2025-08-26T12:16:36.420260Z 0 [System] [MY-011490] [Repl] Plugin group_replication reported: 'This server was declared online within the replication group.'
2025-08-26T12:16:37.171799Z 60 [System] [MY-014010] [Repl] Plugin group_replication reported: 'Plugin 'group_replication' has been started.'
2025-08-26T12:20:47.106794Z 62 [System] [MY-015046] [Repl] Plugin group_replication reported: 'This member gr2n:3306 will be the one sending the recovery metadata message.'
2025-08-26T12:20:47.107071Z 0 [System] [MY-011507] [Repl] Plugin group_replication reported: 'A new primary with address gr2n:3306 was elected. The new primary will execute all previous group transactions before allowing writes.'
2025-08-26T12:20:47.107949Z 0 [System] [MY-011503] [Repl] Plugin group_replication reported: 'Group membership changed to gr2n:3306, gr1n:3306 on view 17561322338507168:17.'
2025-08-26T12:20:47.384494Z 78 [System] [MY-011565] [Repl] Plugin group_replication reported: 'Setting super_read_only=ON.'
2025-08-26T12:20:47.385461Z 70 [System] [MY-013731] [Repl] Plugin group_replication reported: 'The member action "mysql_disable_super_read_only_if_primary" for event "AFTER_PRIMARY_ELECTION" with priority "1" will be run.'
2025-08-26T12:20:47.385696Z 70 [System] [MY-011566] [Repl] Plugin group_replication reported: 'Setting super_read_only=OFF.'
2025-08-26T12:20:47.386028Z 70 [System] [MY-013731] [Repl] Plugin group_replication reported: 'The member action "mysql_start_failover_channels_if_primary" for event "AFTER_PRIMARY_ELECTION" with priority "10" will be run.'
2025-08-26T12:20:47.386923Z 78 [System] [MY-013820] [Repl] Plugin group_replication reported: 'The member gr2n:3306, with UUID: 9ee52ca9-81c3-11f0-95a1-08002757f75b, was set as the single preferred consensus leader.'
2025-08-26T12:20:47.389200Z 78 [System] [MY-011510] [Repl] Plugin group_replication reported: 'This server is working as primary member.'
2025-08-26T12:20:47.893099Z 0 [Warning] [MY-014069] [Repl] Plugin group_replication reported: 'Member identified by the Gcs_member_identifier: '192.168.4.83:33061' does not exist on Group Replication membership during REACHABLE/UNREACHABLE notification from group communication engine.'
2025-08-26T12:20:47.893275Z 0 [Warning] [MY-011493] [Repl] Plugin group_replication reported: 'Member with address gr1n:3306 has become unreachable.'
2025-08-26T12:20:48.256090Z 0 [Warning] [MY-011499] [Repl] Plugin group_replication reported: 'Members removed from the group: gr1n:3306'
2025-08-26T12:20:48.256307Z 0 [System] [MY-011503] [Repl] Plugin group_replication reported: 'Group membership changed to gr2n:3306, gr3n:3306 on view 17561322338507168:18.'
where we can see that the node first join as secondary, then when the gr1n node try to join the group replication with wrong ID, the gr2n node become Primary because it think:
```'Member identified by the Gcs_member_identifier: '192.168.4.83:33061' does not exist on Group Replication membership during REACHABLE/UNREACHABLE notification from group communication engine.'```
While gr3n is there and fine is g1n with the wrong UUID that failed.

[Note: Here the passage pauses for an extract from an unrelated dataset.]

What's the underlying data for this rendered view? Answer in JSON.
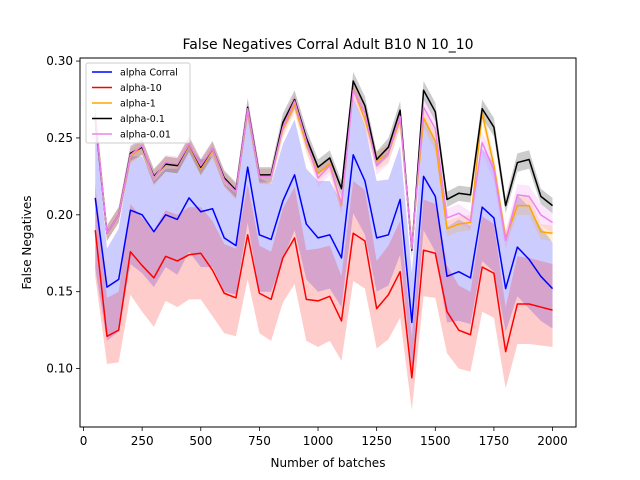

to recover just STOP/START group_replication will do:
+---------------------------+--------------------------------------+-------------+-------------+--------------+-------------+----------------+----------------------------+
| CHANNEL_NAME | MEMBER_ID | MEMBER_HOST | MEMBER_PORT | MEMBER_STATE | MEMBER_ROLE | MEMBER_VERSION | MEMBER_COMMUNICATION_STACK |
+---------------------------+--------------------------------------+-------------+-------------+--------------+-------------+----------------+----------------------------+
| group_replication_applier | 9ee52ca9-81c3-11f0-95a1-08002757f75b | gr2n | 3306 | ONLINE | SECONDARY | 8.4.6 | XCom |
| group_replication_applier | a11b7ea6-81be-11f0-a64c-08002757f75b | gr3n | 3306 | ONLINE | PRIMARY | 8.4.6 | XCom |
+---------------------------+--------------------------------------+-------------+-------------+--------------+-------------+----------------+----------------------------+
Suggested fix:
What should happen is that the nodes should be able to manage the case of having a node joining with the wrong UUID, without ending up in a multy primary state.